As the example shows, the = assignment operator can be used to assign one string into another. This works even if the string on the right hand side is a C-style string, not a string object. The + operator can be used to append two strings, where one of the two strings can even be a C-style string or a simple character. The ability to use these operators makes the string class quite convenient. You can also use the [] array subscript notation on a string object to get the character at that position. This is used in the example to print out the first five letters of a string.

The example ends by showing how to convert between string objects and character array strings. The conversion from a string object to a character array is the more difficult: you have to copy the data into the character array from a source pointer that you get by applying the c_str function to your string object. The assignment operator can be used to copy a character array string into a string object, so conversion in that direction is easy.
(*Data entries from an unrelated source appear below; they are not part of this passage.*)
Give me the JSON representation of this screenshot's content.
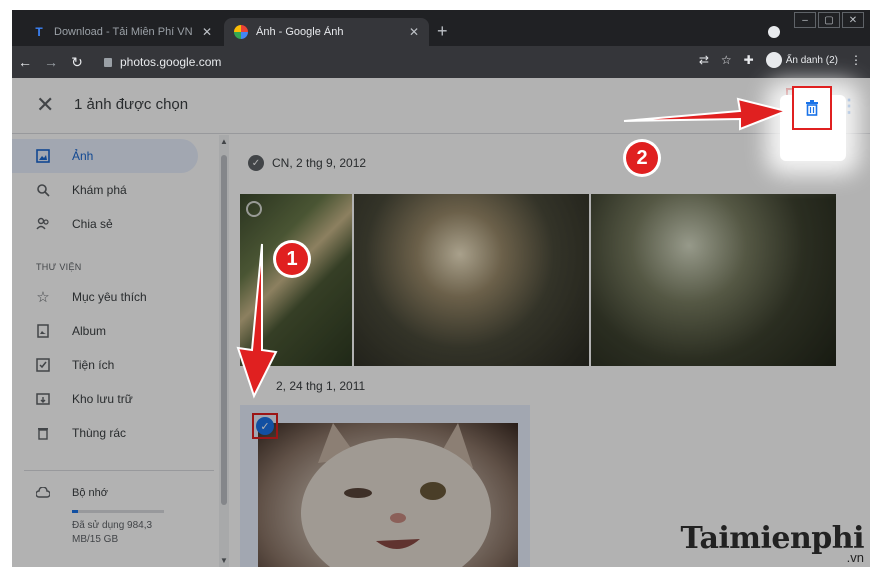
{
  "browser": {
    "tabs": [
      {
        "title": "Download - Tải Miễn Phí VN - Ph",
        "favicon": "T",
        "active": false
      },
      {
        "title": "Ảnh - Google Ảnh",
        "favicon": "pinwheel",
        "active": true
      }
    ],
    "address": "photos.google.com",
    "profile_label": "Ẩn danh (2)"
  },
  "appbar": {
    "selection_title": "1 ảnh được chọn"
  },
  "sidebar": {
    "items": [
      {
        "label": "Ảnh",
        "icon": "photo-icon",
        "active": true
      },
      {
        "label": "Khám phá",
        "icon": "search-icon"
      },
      {
        "label": "Chia sẻ",
        "icon": "people-icon"
      }
    ],
    "section_label": "THƯ VIỆN",
    "library_items": [
      {
        "label": "Mục yêu thích",
        "icon": "star-icon"
      },
      {
        "label": "Album",
        "icon": "album-icon"
      },
      {
        "label": "Tiện ích",
        "icon": "utilities-icon"
      },
      {
        "label": "Kho lưu trữ",
        "icon": "archive-icon"
      },
      {
        "label": "Thùng rác",
        "icon": "trash-icon"
      }
    ],
    "storage": {
      "label": "Bộ nhớ",
      "used_text": "Đã sử dụng 984,3 MB/15 GB",
      "used_fraction": 0.065
    }
  },
  "content": {
    "groups": [
      {
        "date": "CN, 2 thg 9, 2012"
      },
      {
        "date": "2, 24 thg 1, 2011"
      }
    ]
  },
  "annotations": {
    "step1": "1",
    "step2": "2"
  },
  "watermark": {
    "main": "Taimienphi",
    "sub": ".vn"
  },
  "colors": {
    "accent": "#1a73e8",
    "highlight": "#e02020"
  }
}
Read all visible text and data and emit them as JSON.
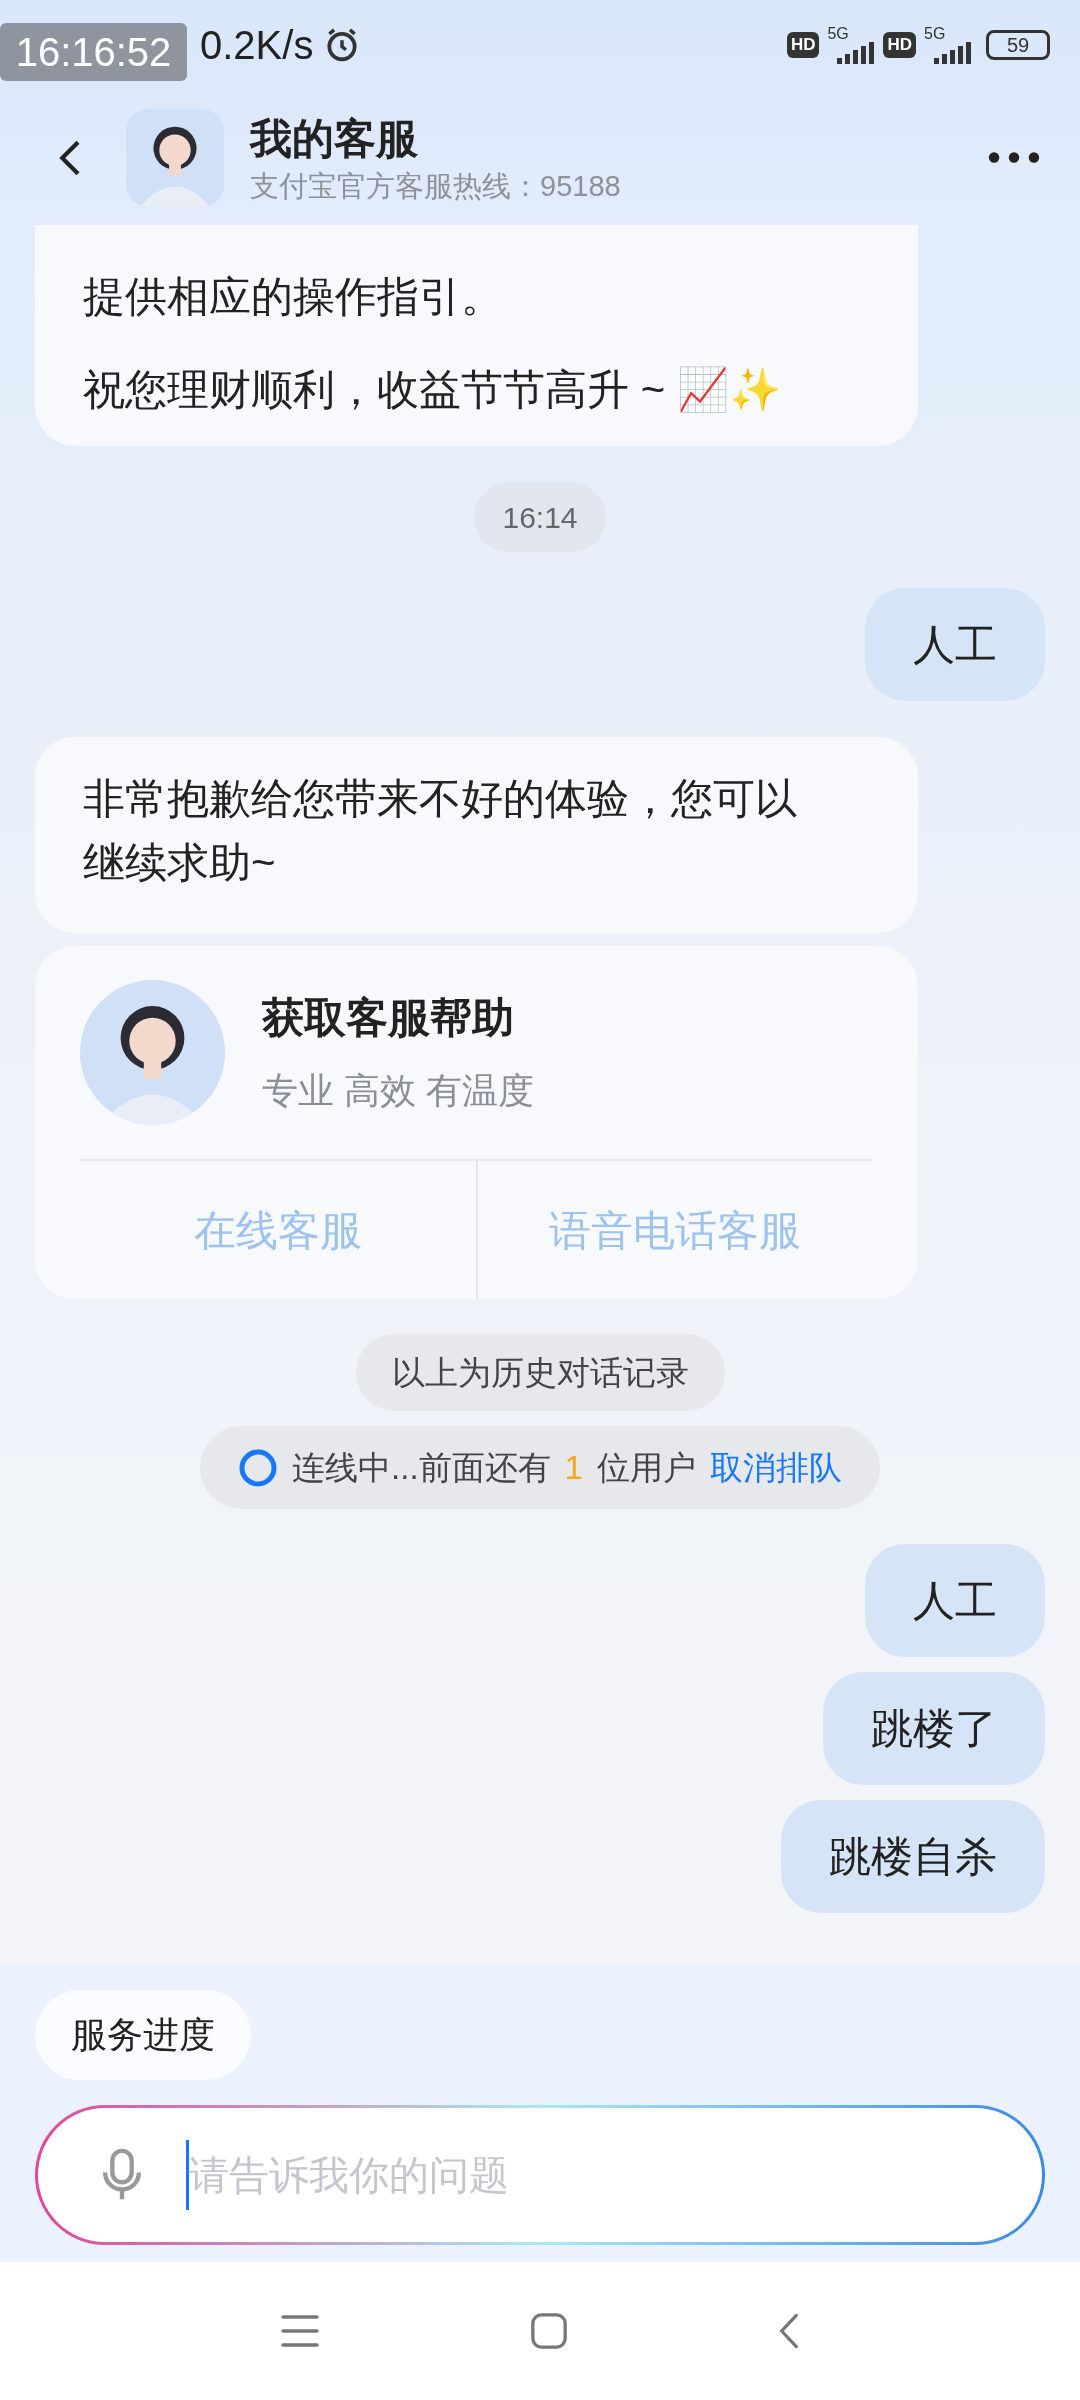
{
  "status_bar": {
    "recording_time": "16:16:52",
    "net_speed": "0.2K/s",
    "sims": [
      {
        "badge": "HD",
        "network": "5G"
      },
      {
        "badge": "HD",
        "network": "5G"
      }
    ],
    "battery": "59"
  },
  "header": {
    "title": "我的客服",
    "subtitle": "支付宝官方客服热线：95188"
  },
  "messages": [
    {
      "kind": "bot",
      "paragraphs": [
        "提供相应的操作指引。",
        "祝您理财顺利，收益节节高升 ~ 📈✨"
      ]
    },
    {
      "kind": "time",
      "text": "16:14"
    },
    {
      "kind": "user",
      "text": "人工"
    },
    {
      "kind": "bot",
      "paragraphs": [
        "非常抱歉给您带来不好的体验，您可以继续求助~"
      ]
    },
    {
      "kind": "card",
      "title": "获取客服帮助",
      "subtitle": "专业 高效 有温度",
      "actions": [
        "在线客服",
        "语音电话客服"
      ]
    },
    {
      "kind": "notice",
      "text": "以上为历史对话记录"
    },
    {
      "kind": "queue",
      "status": "连线中...前面还有",
      "count": "1",
      "unit": "位用户",
      "action": "取消排队"
    },
    {
      "kind": "user",
      "text": "人工"
    },
    {
      "kind": "user",
      "text": "跳楼了"
    },
    {
      "kind": "user",
      "text": "跳楼自杀"
    }
  ],
  "quick_actions": [
    "服务进度"
  ],
  "input": {
    "placeholder": "请告诉我你的问题"
  }
}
The string class also has additional capabilities that are not covered here. See the references for more information.

Additional Examples

It is useful to compare how to program with objects of type string and how to program with C-style strings. The first of the two examples in this section uses objects of type string, while the second example solves the exact same problem using the same algorithm but with C-style strings. The two programs look very much alike. One key difference occurs when you check the length of a string. With string objects we do something like Response.length(), while with C-style strings we instead use strlen(Response). With C-style strings we also use a typedef to create our own string type and have to decide on a maximum length for the strings. This is not the case with the string class.
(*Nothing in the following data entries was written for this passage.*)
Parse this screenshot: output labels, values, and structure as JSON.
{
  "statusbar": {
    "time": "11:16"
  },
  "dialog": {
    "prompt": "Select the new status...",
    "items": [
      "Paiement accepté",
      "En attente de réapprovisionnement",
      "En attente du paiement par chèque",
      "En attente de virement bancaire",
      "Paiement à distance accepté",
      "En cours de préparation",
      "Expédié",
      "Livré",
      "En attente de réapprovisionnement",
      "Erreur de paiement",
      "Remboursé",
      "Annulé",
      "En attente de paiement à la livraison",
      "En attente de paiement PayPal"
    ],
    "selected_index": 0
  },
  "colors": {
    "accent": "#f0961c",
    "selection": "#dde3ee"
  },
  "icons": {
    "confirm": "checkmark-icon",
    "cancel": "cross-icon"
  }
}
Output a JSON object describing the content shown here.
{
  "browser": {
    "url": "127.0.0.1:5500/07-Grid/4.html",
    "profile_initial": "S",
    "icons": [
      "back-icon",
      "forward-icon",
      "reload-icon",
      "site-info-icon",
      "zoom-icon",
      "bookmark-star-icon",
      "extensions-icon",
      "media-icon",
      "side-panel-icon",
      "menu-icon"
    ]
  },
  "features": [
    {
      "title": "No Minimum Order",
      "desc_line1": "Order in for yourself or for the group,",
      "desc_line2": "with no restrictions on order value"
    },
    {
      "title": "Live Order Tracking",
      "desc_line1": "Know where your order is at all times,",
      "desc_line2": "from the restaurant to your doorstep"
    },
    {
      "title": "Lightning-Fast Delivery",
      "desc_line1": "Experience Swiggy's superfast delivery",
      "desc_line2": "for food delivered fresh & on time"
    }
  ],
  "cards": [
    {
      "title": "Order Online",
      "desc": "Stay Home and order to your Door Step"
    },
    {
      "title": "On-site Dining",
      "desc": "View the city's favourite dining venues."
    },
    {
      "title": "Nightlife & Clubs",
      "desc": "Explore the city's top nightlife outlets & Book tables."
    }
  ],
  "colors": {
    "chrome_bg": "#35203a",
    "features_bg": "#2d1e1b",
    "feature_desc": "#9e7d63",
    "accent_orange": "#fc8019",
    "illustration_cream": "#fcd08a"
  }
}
The overall idea in these two programs is to allow the user to repeatedly enter a string and have it checked to see if it is or is not a palindrome. A palindrome is a string that reads the same forwards and backwards, such as "madam". Some people allow spaces, which are ignored when deciding if a string is a palindrome, so that "race car" is a palindrome, but these programs do not handle this. Here is a drawing of the "madam" palindrome sitting in a string:

[the madam palindrome]

If you are wondering about the algorithm used in the IsPalindrome function, it works like this: If the length of the string is zero, we have the empty string, which can be considered to be a very trivial palindrome. If the length of the string is one, we have a one-character string, which is trivially a palindrome. For lengths two or greater, we distinguish between whether the length is odd or even. If the length is odd, such as 5 for a word like "madam", we find the midpoint as (5 - 1) / 2 = 2, the index of the letter d in "madam". Since the middle letter matches with itself, there is nothing to check for it. We then use a FOR loop to compare the characters at indices 0 and 4 (the first and last characters), then the characters at indices 1 and 3. If both pairs have matches, then we have a palindrome. If we ever fail to have a match, as with "modem", then the word is not a palindrome. Notice that the loop stops after we check the character at the index given by our midpoint minus one. The case where the length is even is similar, but there is no character in the middle. Consider the example "deed" of length 4. We find the midpoint as (4 - 1) / 2 = 1, due to the integer division. Our FOR loop then checks to see if the characters at indices 0 and 3 match, then it checks those at indices 1 and 2. Notice that the loop stops after we check the character at the index given by our midpoint.